See, they’d built this beautiful microservices architecture. Node.js everywhere, GraphQL endpoints, serverless functions, the whole Silicon Valley starter pack. Looked incredible in their pitch deck. Problem was, it worked about as reliably as BART on a rainy day.

“I haven’t slept in 72 hours,” he told me on our video call. It was 2:30 AM his time, which should tell you something about the state of their infrastructure. Behind him I could see energy drink cans stacked like a small fortress around his monitor.

That’s when I mentioned PHP.

I know, I know. Suggesting PHP to a modern startup is like showing up to a Tesla meetup in a Honda Civic. But hear me out.

The thing about boring solutions

This team – all brilliant engineers, don’t get me wrong – had spent eight months building their payment processing system. Eight months! The JavaScript version still couldn’t handle more than fifty concurrent users without choking.

We rewrote the core functionality in PHP in… I want to say six weeks? Maybe seven. Hard to remember exactly because it was just so straightforward. Laravel, MySQL, Redis for caching. Nothing fancy. Definitely nothing you’d put in a Medium article about “revolutionary architecture.”

But it worked. Handled their Black Friday traffic without breaking a sweat. Their server costs dropped to like a third of what they were before. The CTO started showing up to our calls looking like he’d actually slept.

“Why didn’t anyone tell me about this earlier?” he asked me sometime in December. Good question. Maybe because admitting you use PHP at a tech meetup is like admitting you drive a minivan. Practical, but not exactly Instagram-worthy.

Actually, let me tell you about minivans for a second. My neighbor bought one last year. Thing is objectively ugly. Looks like a refrigerator on wheels. But you know what? It fits three car seats, a stroller, a week’s worth of groceries, and a golden retriever. When you actually need to get stuff done, ugly starts looking pretty smart.

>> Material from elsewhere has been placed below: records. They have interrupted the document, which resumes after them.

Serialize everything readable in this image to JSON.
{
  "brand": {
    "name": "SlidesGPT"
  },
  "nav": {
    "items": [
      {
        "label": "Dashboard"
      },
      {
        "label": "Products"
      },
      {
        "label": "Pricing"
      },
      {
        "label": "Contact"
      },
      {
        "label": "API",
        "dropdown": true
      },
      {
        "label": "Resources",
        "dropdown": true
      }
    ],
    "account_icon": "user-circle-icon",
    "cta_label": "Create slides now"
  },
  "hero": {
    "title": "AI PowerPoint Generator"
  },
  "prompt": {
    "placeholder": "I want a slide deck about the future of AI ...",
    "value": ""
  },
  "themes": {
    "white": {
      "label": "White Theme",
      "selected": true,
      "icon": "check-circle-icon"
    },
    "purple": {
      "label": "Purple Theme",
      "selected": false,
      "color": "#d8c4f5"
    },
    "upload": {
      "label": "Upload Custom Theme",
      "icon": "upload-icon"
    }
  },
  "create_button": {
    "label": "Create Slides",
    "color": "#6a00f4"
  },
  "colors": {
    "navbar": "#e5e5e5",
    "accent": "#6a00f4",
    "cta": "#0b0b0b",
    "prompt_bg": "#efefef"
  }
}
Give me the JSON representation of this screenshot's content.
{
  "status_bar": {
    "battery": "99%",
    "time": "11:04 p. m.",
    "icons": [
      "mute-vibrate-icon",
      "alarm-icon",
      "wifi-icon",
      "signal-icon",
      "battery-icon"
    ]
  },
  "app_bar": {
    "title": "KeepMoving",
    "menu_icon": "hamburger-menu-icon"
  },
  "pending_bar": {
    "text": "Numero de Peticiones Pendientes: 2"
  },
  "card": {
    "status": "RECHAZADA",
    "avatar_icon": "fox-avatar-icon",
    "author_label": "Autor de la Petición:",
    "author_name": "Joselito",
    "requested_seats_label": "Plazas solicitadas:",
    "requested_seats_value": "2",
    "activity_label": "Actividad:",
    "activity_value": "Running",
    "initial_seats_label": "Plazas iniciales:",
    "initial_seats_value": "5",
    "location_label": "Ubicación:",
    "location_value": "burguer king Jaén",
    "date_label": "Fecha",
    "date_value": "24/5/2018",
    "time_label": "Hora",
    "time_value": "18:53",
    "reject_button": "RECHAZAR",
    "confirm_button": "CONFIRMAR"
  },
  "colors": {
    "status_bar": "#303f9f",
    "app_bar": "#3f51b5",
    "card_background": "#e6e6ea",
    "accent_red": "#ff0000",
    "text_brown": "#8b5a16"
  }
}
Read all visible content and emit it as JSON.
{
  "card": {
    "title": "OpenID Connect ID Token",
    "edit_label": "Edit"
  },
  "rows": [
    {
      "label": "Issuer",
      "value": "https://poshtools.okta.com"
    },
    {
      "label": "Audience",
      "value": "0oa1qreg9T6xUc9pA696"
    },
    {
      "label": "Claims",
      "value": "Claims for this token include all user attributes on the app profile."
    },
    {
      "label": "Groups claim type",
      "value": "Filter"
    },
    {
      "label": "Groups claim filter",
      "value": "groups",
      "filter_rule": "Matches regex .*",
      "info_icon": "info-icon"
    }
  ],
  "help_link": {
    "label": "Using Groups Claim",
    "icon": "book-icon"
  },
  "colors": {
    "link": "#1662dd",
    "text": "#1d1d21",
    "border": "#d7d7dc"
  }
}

That’s basically PHP in 2024.

Laravel changed everything (and nobody talks about it)

I remember when Laravel first came out. This was… 2011? 2012? I was working at this agency that specialized in WordPress sites for yoga studios. Exciting stuff. Taylor Otwell releases this new framework, and suddenly PHP development didn’t suck anymore.

Not that anyone noticed. Everyone was too busy arguing about whether CoffeeScript was the future of JavaScript. Remember CoffeeScript? Exactly.

But Laravel was different. Clean syntax, actual documentation that made sense, database migrations that worked. Revolutionary? No. It just took all the good ideas from Rails and Django and made them work in PHP.

I showed it to this Django developer once. She spent about an hour going through the docs, then built a working admin interface for her side project in an afternoon.

“This is… actually pleasant,” she said. Coming from someone who wrote Python for a living, that was basically a marriage proposal.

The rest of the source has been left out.